3 Dengel’s resignation, the OIG ordered a routine close-out audit. His records, however, were not

auditable and had to be reconstructed by his successor trustee. This 1997 Audit was focused solely

on the incorrect payment of fees. Following the compensation policies in the Handbook, the OIG

concluded that Dengel received a net overpayment, and therefore, the funds escrowed in the court’s

registry and the TF12 account should be turned over to the UST. Moreover, the OIG concluded that

Dengel actually owed the UST an additional $2,843.

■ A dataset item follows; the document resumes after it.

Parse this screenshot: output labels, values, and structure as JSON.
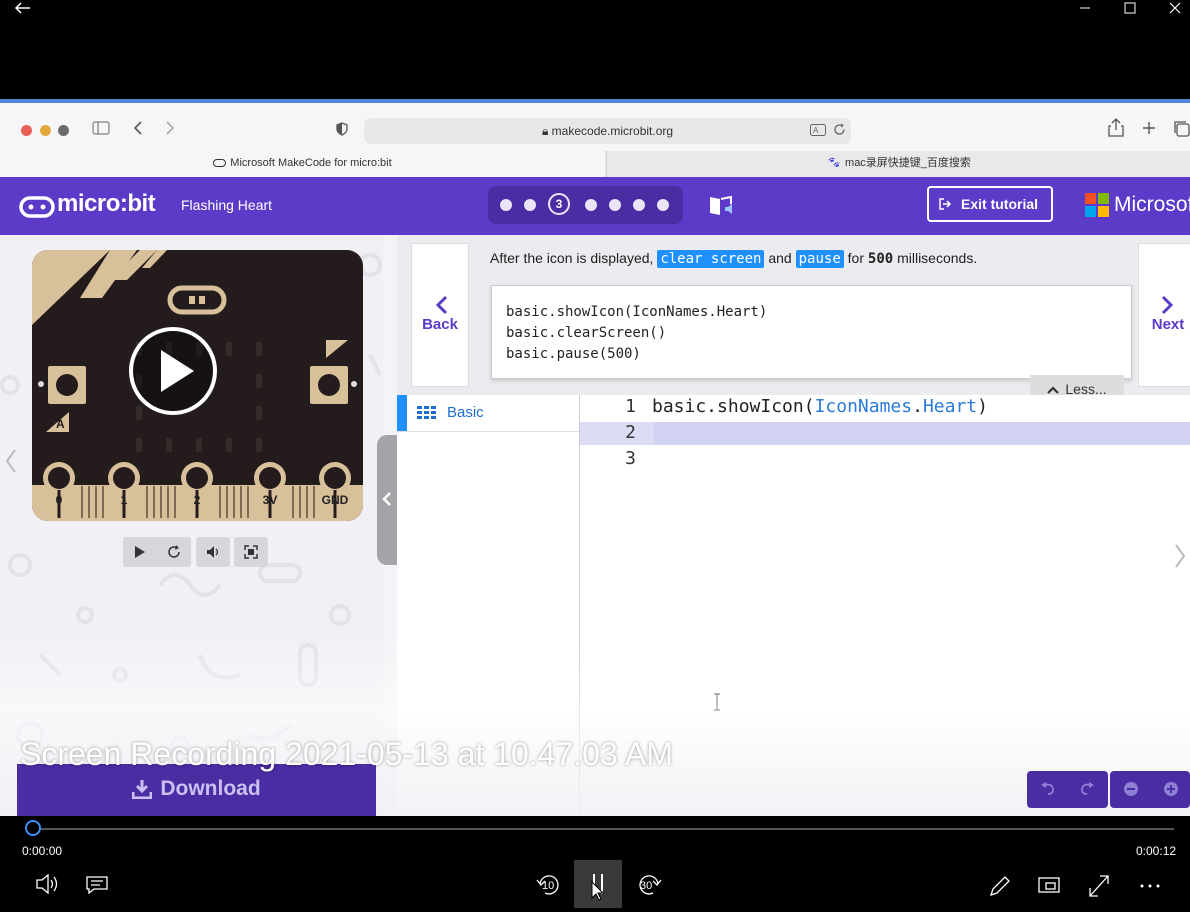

In 1998, the UST initiated a declaratory judgment action against Dengel in the bankruptcy

court. The suit was then lodged in the district court after Dengel responded with compulsory

counterclaims and third party claims against Bank One, the former UST, Region 5 and the Assistant

UST, Region 5. In April 2000, The district court referred the action to the bankruptcy court. In July

2000, Bank One filed a Rule 12(b)(6) motion to dismiss. Bank One also moved to interplead seeking

to deposit the funds in the trustee account in the registry of the court. In September 2001, the

bankruptcy court issued its report and recommendations in which it gave the EOUST Handbook

deference in interpreting § 586(e) and concluded that the UST’s calculation of Dengel’s

compensation was correct. In March 2002, The district court reviewed the bankruptcy court’s

recommendations de novo and rendered judgment in favor of the UST’s interpretation giving some

deference to the policy in the Handbook and finding that the agency’s interpretation has “the power

to persuade.” In July 2002, the district court granted Bank One’s motion to dismiss for the reasons

set forth in the bankruptcy court’s recommendations and reasons. Dengel now appeals both the

judgment in favor of the UST’s interpretation and calculation as well as the order granting Bank

One’s 12(b)(6) motion to dismiss.

DISCUSSION

4 I. Statutory Interpretation

Dengel argues that the district court erred when it granted judicial deference to the UST’s

interpretation of 28 U.S.C. § 5861 as outlined in the EOUST Handbook2 under Chevron U.S.A., Inc.